Avec l’âge, les conduites d’huile des deux groupes ont tendance à être incontinentes et peuvent même éclater. En raison de leur position directement devant la roue arrière, cela peut également devenir très rapidement dangereux, et pas seulement pour le moteur. Un remplacement préventif peut donc être un investissement rentable. Il faut agir au plus tard lorsque la fuite est visible. En revanche, les systèmes d’échappement sont de la plus haute qualité. Mais après trois décennies, les brides, en particulier, peuvent être progressivement brûlées. Les systèmes d’échappement originaux de Porsche, avec le catalyseur et l’échangeur thermique, coûtent des sommes à cinq chiffres. C’est pourquoi il faut y regarder de plus près.
Les boîtes de vitesses installées sont stables et faciles à changer.
Les boîtes de vitesses manuelles à cinq rapports de la 964 Turbo ne posent pas de problème. Une Tiptronic n’était pas à l’ordre du jour à l’époque. La base est la boîte de vitesses G50, qui existe en de nombreuses variantes. Elle est réputée très stable et les problèmes de synchronisation sont rares. Même si des problèmes surviennent, l’approvisionnement en pièces de rechange est tout à fait assuré. Une révision de la boîte de vitesses chez un spécialiste coûte tout de même quatre chiffres.

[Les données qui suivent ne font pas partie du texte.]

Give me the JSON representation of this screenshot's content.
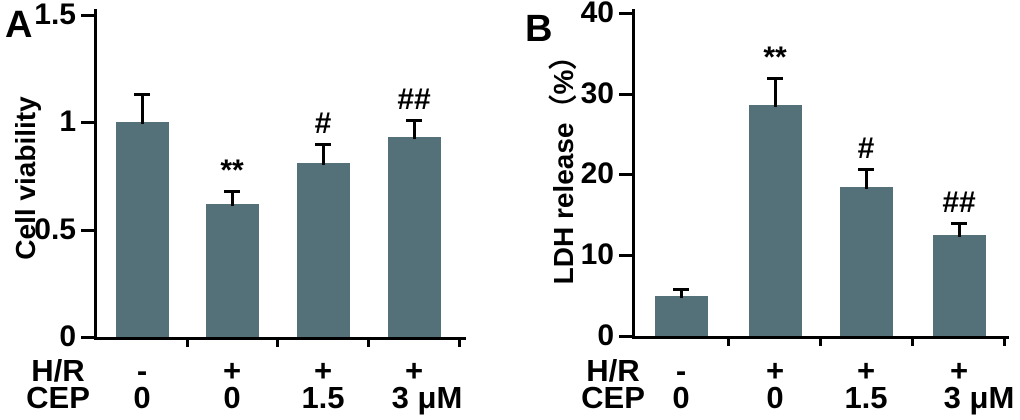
{
  "figure": {
    "description_labels": {
      "hr_row": "H/R",
      "cep_row": "CEP"
    },
    "bar_color": "#54717A",
    "axis_color": "#000000",
    "text_color": "#000000"
  },
  "chart_data": [
    {
      "type": "bar",
      "panel_label": "A",
      "title": "",
      "xlabel": "",
      "ylabel": "Cell viability",
      "ylim": [
        0,
        1.5
      ],
      "ytick_values": [
        0,
        0.5,
        1,
        1.5
      ],
      "ytick_labels": [
        "0",
        "0.5",
        "1",
        "1.5"
      ],
      "grid": false,
      "legend": null,
      "x_axis_rows": [
        {
          "label": "H/R",
          "values": [
            "-",
            "+",
            "+",
            "+"
          ]
        },
        {
          "label": "CEP",
          "values": [
            "0",
            "0",
            "1.5",
            "3 μM"
          ]
        }
      ],
      "values": [
        1.0,
        0.62,
        0.81,
        0.93
      ],
      "errors": [
        0.13,
        0.06,
        0.09,
        0.08
      ],
      "sig_markers": [
        "",
        "**",
        "#",
        "##"
      ],
      "bar_color": "#54717A"
    },
    {
      "type": "bar",
      "panel_label": "B",
      "title": "",
      "xlabel": "",
      "ylabel": "LDH release（%）",
      "ylim": [
        0,
        40
      ],
      "ytick_values": [
        0,
        10,
        20,
        30,
        40
      ],
      "ytick_labels": [
        "0",
        "10",
        "20",
        "30",
        "40"
      ],
      "grid": false,
      "legend": null,
      "x_axis_rows": [
        {
          "label": "H/R",
          "values": [
            "-",
            "+",
            "+",
            "+"
          ]
        },
        {
          "label": "CEP",
          "values": [
            "0",
            "0",
            "1.5",
            "3 μM"
          ]
        }
      ],
      "values": [
        5.0,
        28.6,
        18.5,
        12.5
      ],
      "errors": [
        0.8,
        3.3,
        2.2,
        1.5
      ],
      "sig_markers": [
        "",
        "**",
        "#",
        "##"
      ],
      "bar_color": "#54717A"
    }
  ]
}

Les freins sont de première qualité, comme sur tous les modèles Turbo. Lors du passage au moteur 3,6 litres, le système de freinage du 3,3, déjà très solide, a été remplacé par celui du Turbo S. Le 3,6 a également été équipé de jantes Speedline 18″ en trois parties. Si la 964 Turbo est utilisée de manière appropriée, les disques et les plaquettes s’usent logiquement assez rapidement. Les freins à disque et les amortisseurs ne sont pas des pièces d’origine bon marché sur la 964 Turbo. Si les disques et les plaquettes ont été changés récemment, c’est un vrai plus. Cependant, les étriers de frein en alliage léger de la Turbo 3,6 ont tendance à se gripper.
La haute qualité de fabrication se retrouve dans l’habitacle
La Porsche 964 a été dotée de nombreux équipements électriques et électroniques de confort. Même si la qualité de fabrication des composants et la fiabilité du système électrique sont globalement bonnes, il convient de vérifier le fonctionnement de tous les « goodies » existants, comme les lève-vitres, la climatisation, le réglage électrique des sièges, etc. Un défaut occasionnel de l’instrumentation, qui fonctionne par transparence, est l’écaillage des films d’encre devant les témoins, dû à l’humidité. Certains véhicules sont très touchés par ce phénomène, d’autres pas du tout. L’écran LCD de l’ordinateur de bord dans le compte-tours est également sujet à des défauts. Il existe des entreprises spécialisées dans la remise en état des instruments, ce qui revient finalement moins cher que l’achat d’un instrument complet, qui serait sinon nécessaire.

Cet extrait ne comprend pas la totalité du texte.